“The Appalachian Portfolio, 1959-1963: Photographs by Andrew Stern,” a collection of black-and-white photos depicting life 50 years ago in Kentucky’s hardscrabble coal mining country, is on display through Oct. 15 at the University of California, Berkeley’s Graduate School of Journalism.
It is the collection’s first West Coast showing.
The exhibit, free and open to the public, features 27 of the more than 900 Appalachian photos taken by Stern, now a professor emeritus at the journalism school. After reading a January 1959 New York Times story about a tough Christmas in Appalachia, Stern felt compelled to visit Kentucky’s bleak coal mining district and record life there.
“I was very excited,” Stern recalled recently, “because no one else was photographing this story.”
While other documentary photographers have followed Stern’s Appalachian footsteps, most critics contend that few have matched his images’ harsh honesty and unmistakable humanity.
Many of Stern’s photos appeared in “What Price Poverty?,” a Public Broadcasting System documentary that he produced in 1964. That same year, President Lyndon Johnson officially launched his trail-blazing social programs known collectively as the War on Poverty. Other photos from the collection also were included as visual testimony in a Congressional hearing on poverty and were credited with helping to refocus concern about Appalachian families whose economic and environmental devastation was largely overlooked after the federal government’s recovery efforts of the Great Depression.
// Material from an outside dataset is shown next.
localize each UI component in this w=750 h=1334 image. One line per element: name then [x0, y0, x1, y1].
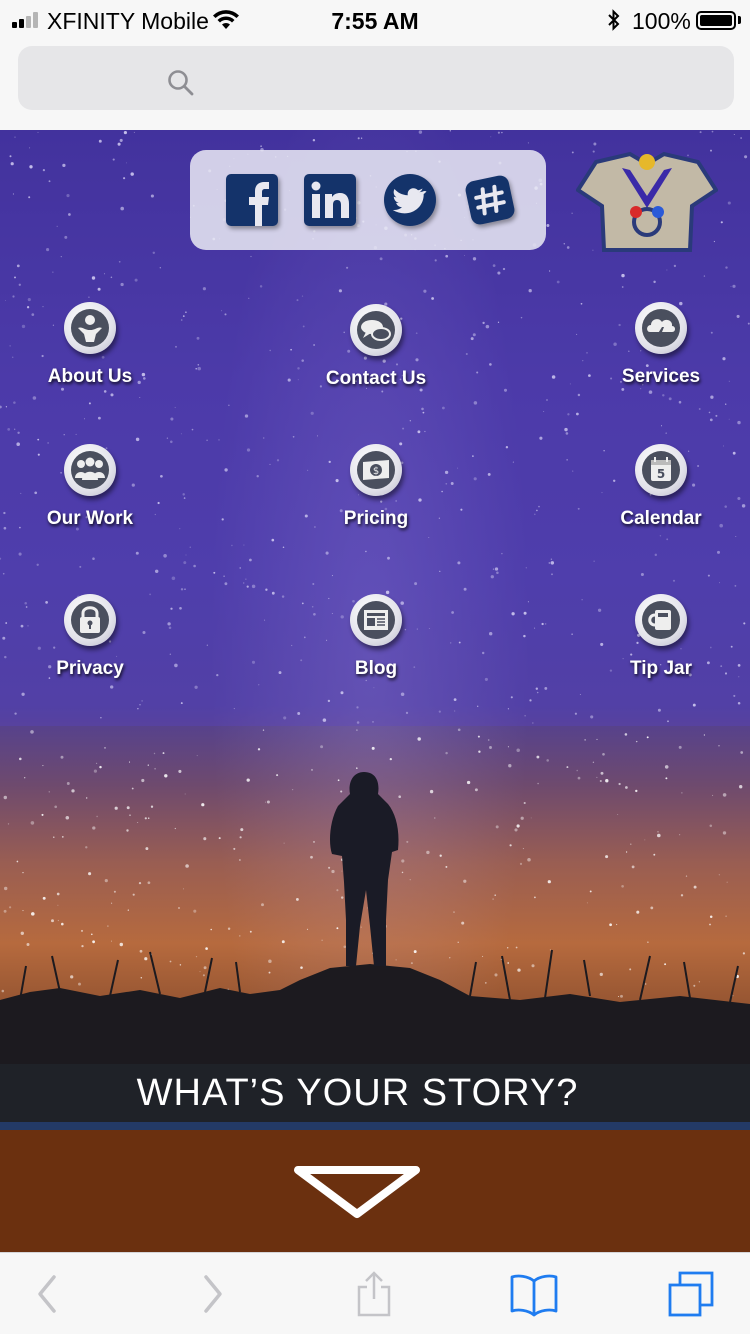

Stern, the former director of the Graduate School of Journalism’s broadcast news and documentary program, will give a public lecture about the exhibition and his work at 6 p.m. Thursday, Sept. 16, in the North Gate Hall Library.
The program will feature clips from his Emmy-nominated “What Price Poverty?,” as well as a presentation of new, color photos Stern took on a 2008 return to Appalachia.
“Stern’s photographs are socially concerned, but they do not reflect common stereotypes of mid-20th century rural poverty, nor do they depict residents of Appalachia as the ‘exotic other,'” said Kate Black, archivist and special collections librarian at the University of Kentucky, which showed Stern’s photos in 2007.
“Stern’s eastern Kentuckians are neither relics of the past, nor depraved aberration,” Black continued. “His body of Appalachian work does not contain a single photograph of a soiled child pressed against a dirty window peering forlornly out to a world she can only dream of inhabiting. Instead, it includes a portrait of a girl outside her bare-bones home, finger-painting on a warm spring day as her dog relaxes nearby. The facts of her material existence are not hidden, but neither is the presence of her creative spirit.”
Writing about the University of Kentucky exhibit in a 2007 issue of The Daily Yonder, journalist Thomas N. Bethell said that Stern “saw the destitution and the hope, the desperation and the grit, the exhaustion and the beauty – the entire fabric – and captured it better, I think, than anyone else.” Bethell wrote that, “like the very best of the Farm Security Administration photographs from the 1930s, there is nothing patronizing about Stern’s images.”
Stern acknowledged the timeliness of the Appalachia portfolio’s revival at a time when Appalachia once again is producing headlines about mining disasters, environmental degradation and health disparities, and when economic frailty is at a level of increased public awareness.
Stern studied photography in New York in the 1950s with Hans Namuth, who was known for portraits of some of that period’s most noted abstract expressionist painters, such as Jackson Pollock and Willem de Kooning. He said he also was influenced by famed Great Depression era photographer Walker Evans.
Stern became an award-winning broadcast journalist and documentary producer for ABC News and for the Public Broadcasting System. Among his many awards is a George Polk Award, one of journalism’s highest honors, for his 1982 documentary, “How Much is Enough? Decision Making in the Nuclear Age.” He also won a Peabody Award in 1968 for “Soul!,” a black variety and public affairs program.
Stern taught at the Graduate School of Journalism for 25 years and inaugurated the school’s broadcast, documentary and photography programs.
His coal country photos, originally intended for display in film documentaries or magazines, have been scanned and digitized to make them suitable for exhibits. This and other work can be viewed online.